The good news is that I have been reappointed - and will continue to give a 'green' voice to deliberations about policing in the city.
The bad news is Brighton Council has only been given one member - down from two last time.
Last 'term', I was joined by Tory cabinet member Geoffrey Theobald - but he's been pushed out of the authority after councillors from East and West Sussex joined forces to argue that I should be the city's sole voice on policing.
I think this is a little silly - as most of the crime happens in the city, and we play host to some eight million tourists a year, who all need policing too.
But the argument didn't prevail. Instead a calculation was made based purely on population.
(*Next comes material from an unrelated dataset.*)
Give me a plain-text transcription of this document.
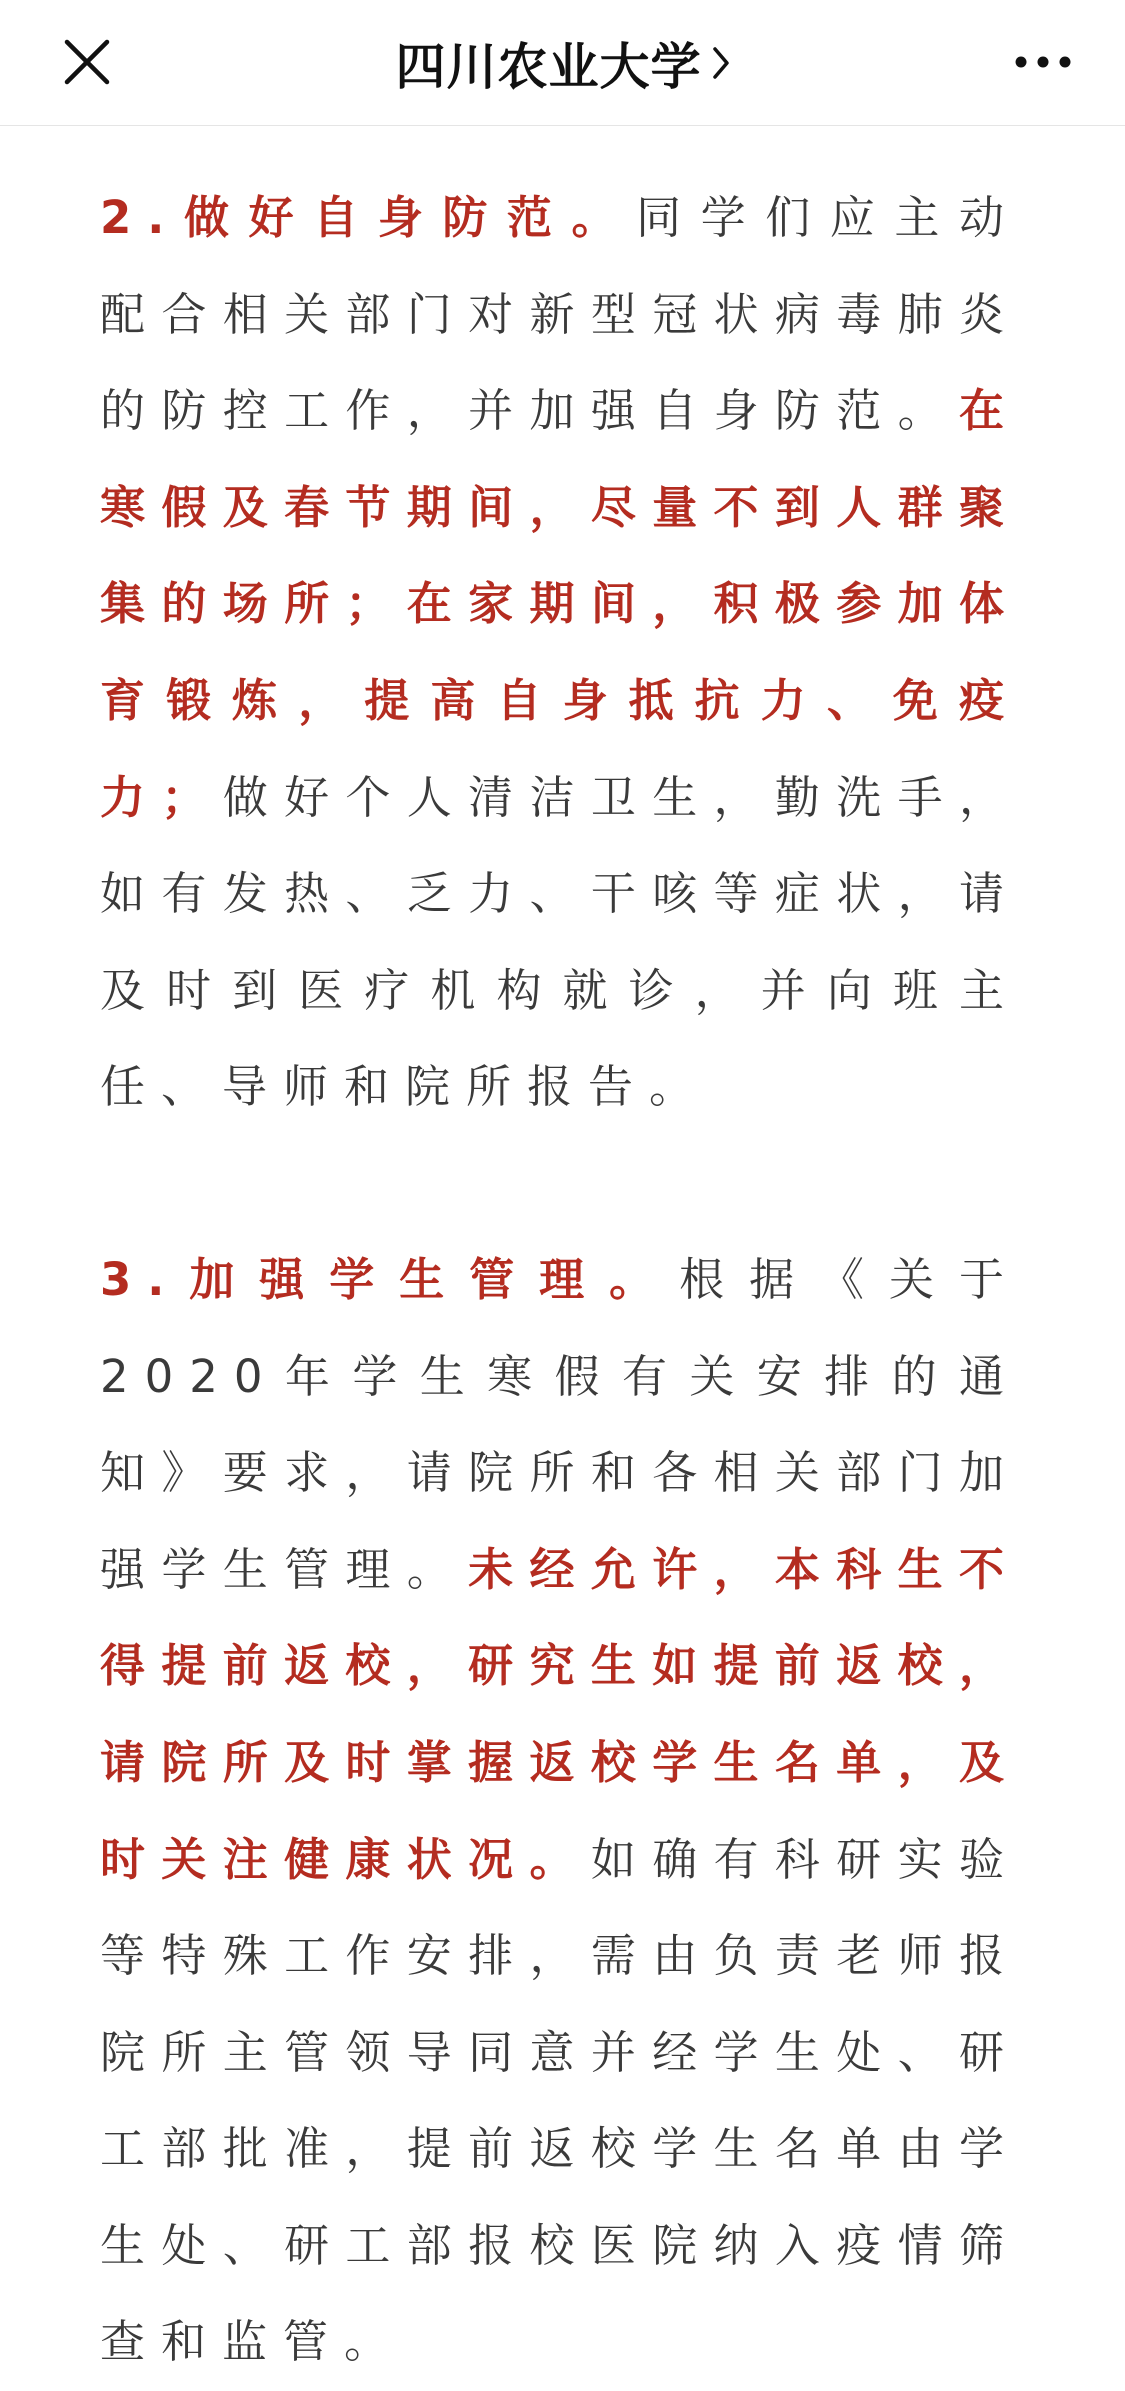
四川农业大学

2.做好自身防范。同学们应主动配合相关部门对新型冠状病毒肺炎的防控工作，并加强自身防范。在寒假及春节期间，尽量不到人群聚集的场所；在家期间，积极参加体育锻炼，提高自身抵抗力、免疫力；做好个人清洁卫生，勤洗手，如有发热、乏力、干咳等症状，请及时到医疗机构就诊，并向班主任、导师和院所报告。

3.加强学生管理。根据《关于2020年学生寒假有关安排的通知》要求，请院所和各相关部门加强学生管理。未经允许，本科生不得提前返校，研究生如提前返校，请院所及时掌握返校学生名单，及时关注健康状况。如确有科研实验等特殊工作安排，需由负责老师报院所主管领导同意并经学生处、研工部批准，提前返校学生名单由学生处、研工部报校医院纳入疫情筛查和监管。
Brighton and Hove is entitled to just one and a half of the nine members - we had two last tine, so this time we'll just have the one member.
Currently, I serve as the Sussex Police Authority lead member on environmental sustainability and reducing alcohol-related harm – and sit on the committees responsible for organising independent custody visitors and community engagement, but all that'll be up for discussion at the SPA annual meeting on July 30th.
One thing is clear, though: the approach I'll take to how policing should be delivered.
I’ll continue to push for more PCSOs and more cash for neighbourhood policing and community safety groups, better services for the victims of domestic violence, better protection for communities, children and vulnerable adults from alcohol-related harm, and environmental improvements in the way policing is delivered.
We’ve already seen improvements in all these areas over the last two years – and I am really looking forward to pushing for a model of policing that reflects Brighton and Hove’s ‘green’ aspirations, based on human rights, enhancing communities, compassion – and more help for the victims of crime.